When you look more closely at the evidence, you just might discover that Bert Blyleven actually was a better pitcher than Jack Morris, that Jack Morris actually was only as good as his teams (which were pretty damn good compared to many if not most of Blyleven's teams), that Blyleven was at least the equal and possibly the superior of Morris when it came to big-game pitching. (If you want something else to chew on, chew on Blyleven's having won more 1-0 games than any major league pitcher in damn near the last full century.)
To those who think Blyleven's was a low-impact career, I'm rather hard pressed to say a guy with a 2.47 lifetime postseason ERA who finished his career ninth on the all-time shutout list (and fourth if you're not counting the dead-ball era) was a low-impact pitcher.
He wasn't a spectacular pitcher; he doesn't have a gaudy, stick-it-in-your-face single season or single stat beyond those sixty shutouts. He really was one of those players where you had to look beyond the counting stats to see how great he really turned out to have been. On the other hand, he pitched a no-hitter against the Angels in 1977---in which he worked the final inning with an aggravated groin (he'd missed the previous three weeks with a groin pull) and threw the only pitch that didn't hurt him to throw: his voluptuous curve ball.

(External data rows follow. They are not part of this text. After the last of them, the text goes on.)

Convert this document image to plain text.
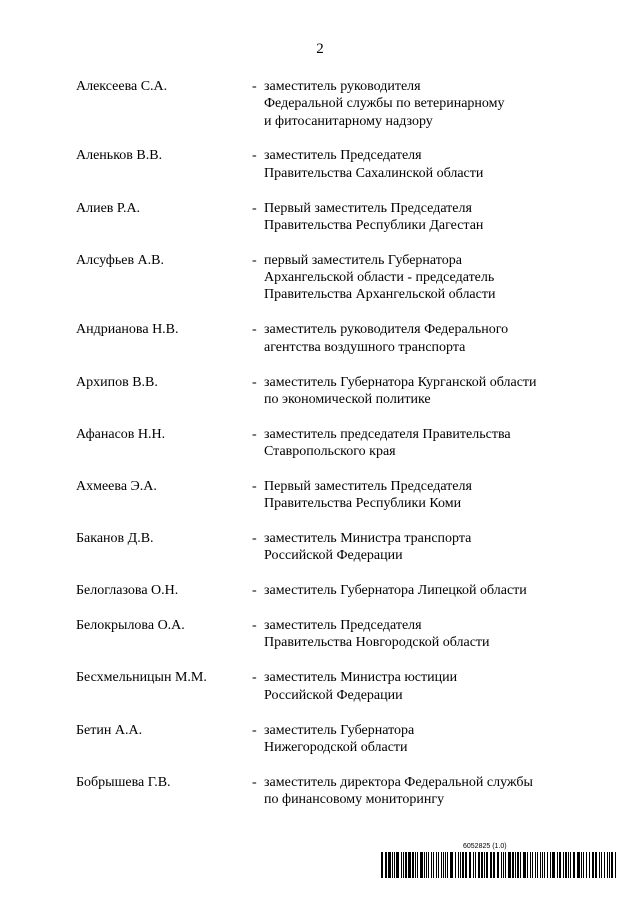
2
Алексеева С.А.	- заместитель руководителя
Федеральной службы по ветеринарному
и фитосанитарному надзору
Аленьков В.В.	- заместитель Председателя
Правительства Сахалинской области
Алиев Р.А.	- Первый заместитель Председателя
Правительства Республики Дагестан
Алсуфьев А.В.	- первый заместитель Губернатора
Архангельской области - председатель
Правительства Архангельской области
Андрианова Н.В.	- заместитель руководителя Федерального
агентства воздушного транспорта
Архипов В.В.	- заместитель Губернатора Курганской области
по экономической политике
Афанасов Н.Н.	- заместитель председателя Правительства
Ставропольского края
Ахмеева Э.А.	- Первый заместитель Председателя
Правительства Республики Коми
Баканов Д.В.	- заместитель Министра транспорта
Российской Федерации
Белоглазова О.Н.	- заместитель Губернатора Липецкой области
Белокрылова О.А.	- заместитель Председателя
Правительства Новгородской области
Бесхмельницын М.М.	- заместитель Министра юстиции
Российской Федерации
Бетин А.А.	- заместитель Губернатора
Нижегородской области
Бобрышева Г.В.	- заместитель директора Федеральной службы
по финансовому мониторингу
6052825 (1.0)
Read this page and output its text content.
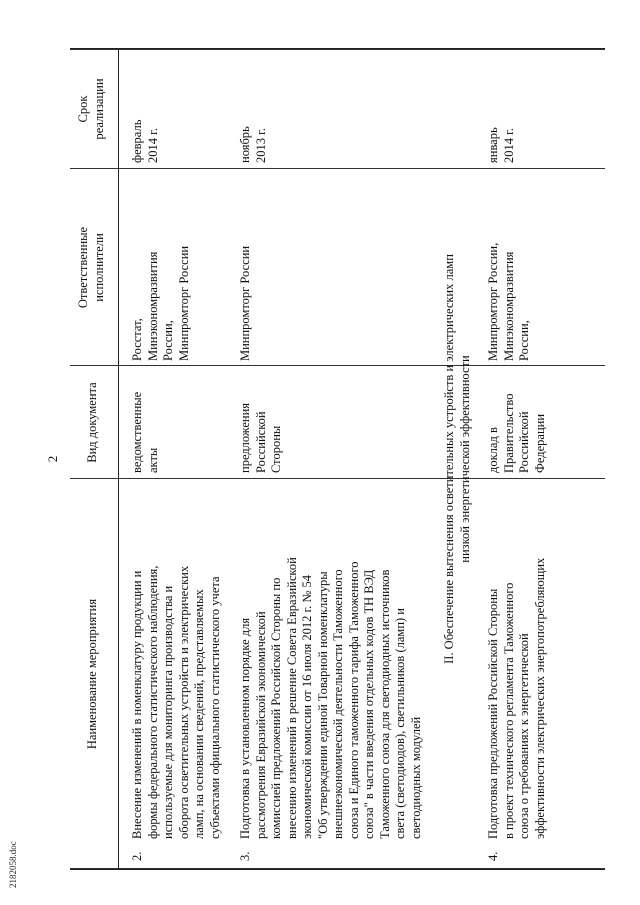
2
Наименование мероприятия
Вид документа
Ответственные исполнители
Срок реализации
2.
Внесение изменений в номенклатуру продукции и формы федерального статистического наблюдения, используемые для мониторинга производства и оборота осветительных устройств и электрических ламп, на основании сведений, представляемых субъектами официального статистического учета
ведомственные акты
Росстат, Минэкономразвития России, Минпромторг России
февраль 2014 г.
3.
Подготовка в установленном порядке для рассмотрения Евразийской экономической комиссией предложений Российской Стороны по внесению изменений в решение Совета Евразийской экономической комиссии от 16 июля 2012 г. № 54 "Об утверждении единой Товарной номенклатуры внешнеэкономической деятельности Таможенного союза и Единого таможенного тарифа Таможенного союза" в части введения отдельных кодов ТН ВЭД Таможенного союза для светодиодных источников света (светодиодов), светильников (ламп) и светодиодных модулей
предложения Российской Стороны
Минпромторг России
ноябрь 2013 г.
II. Обеспечение вытеснения осветительных устройств и электрических ламп низкой энергетической эффективности
4.
Подготовка предложений Российской Стороны в проект технического регламента Таможенного союза о требованиях к энергетической эффективности электрических энергопотребляющих
доклад в Правительство Российской Федерации
Минпромторг России, Минэкономразвития России,
январь 2014 г.
2182058.doc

Blyleven may have hurt himself by a few gripes at the height of his career. He once fumed openly when some Minnesota writers, during his first tour with the Twins, accused him of trying to pad his strikeout totals, at a time when the Twins were scoring a total of eighteen runs in the fifteen games he lost one season. He openly resented Pittburgh manager Chuck Tanner's habit of going to his bullpens when the games were close despite Blyleven's notable-enough durability.
But you don't really have to compare him to Jack Morris to make his Hall of Fame case. Bert Blyleven had a Hall of Fame case already. It may have taken the better part of two decades to affirm it once and for all, but once and for all arrived at last.
"It's been fourteen years of praying and waiting," Blyleven said from his Florida home, when the news arrived at last. "I thank the Baseball Writers Association of America, I'm going to say, for finally getting it right."
They got a lot of help from a lot of other people who dug deep into the record and argued the case for this son of a Dutch immigrant whose mother hated to be with his father on only one occasion---at the ballpark, where father would heckle umpires calling his son's high school games.
A joke in Blyleven's household involves his children and stepchildren's amusement with their father's Minnesota fame. (Blyleven has been a Twins broadcaster for a good many years, now, doing 150 games a year and not minding the travel.) Fans invariably catch up to Blyleven hollering, "Circle me, Bert!" His family often has to urge him, "Bert, be home by eleven."
The writers finally made Bert being home by '11 something even more precious.
Koufax showed a blushing grin when Blyleven nodded toward him, "I don't know if you remember that interview, Sandy, but I've never forgotten it."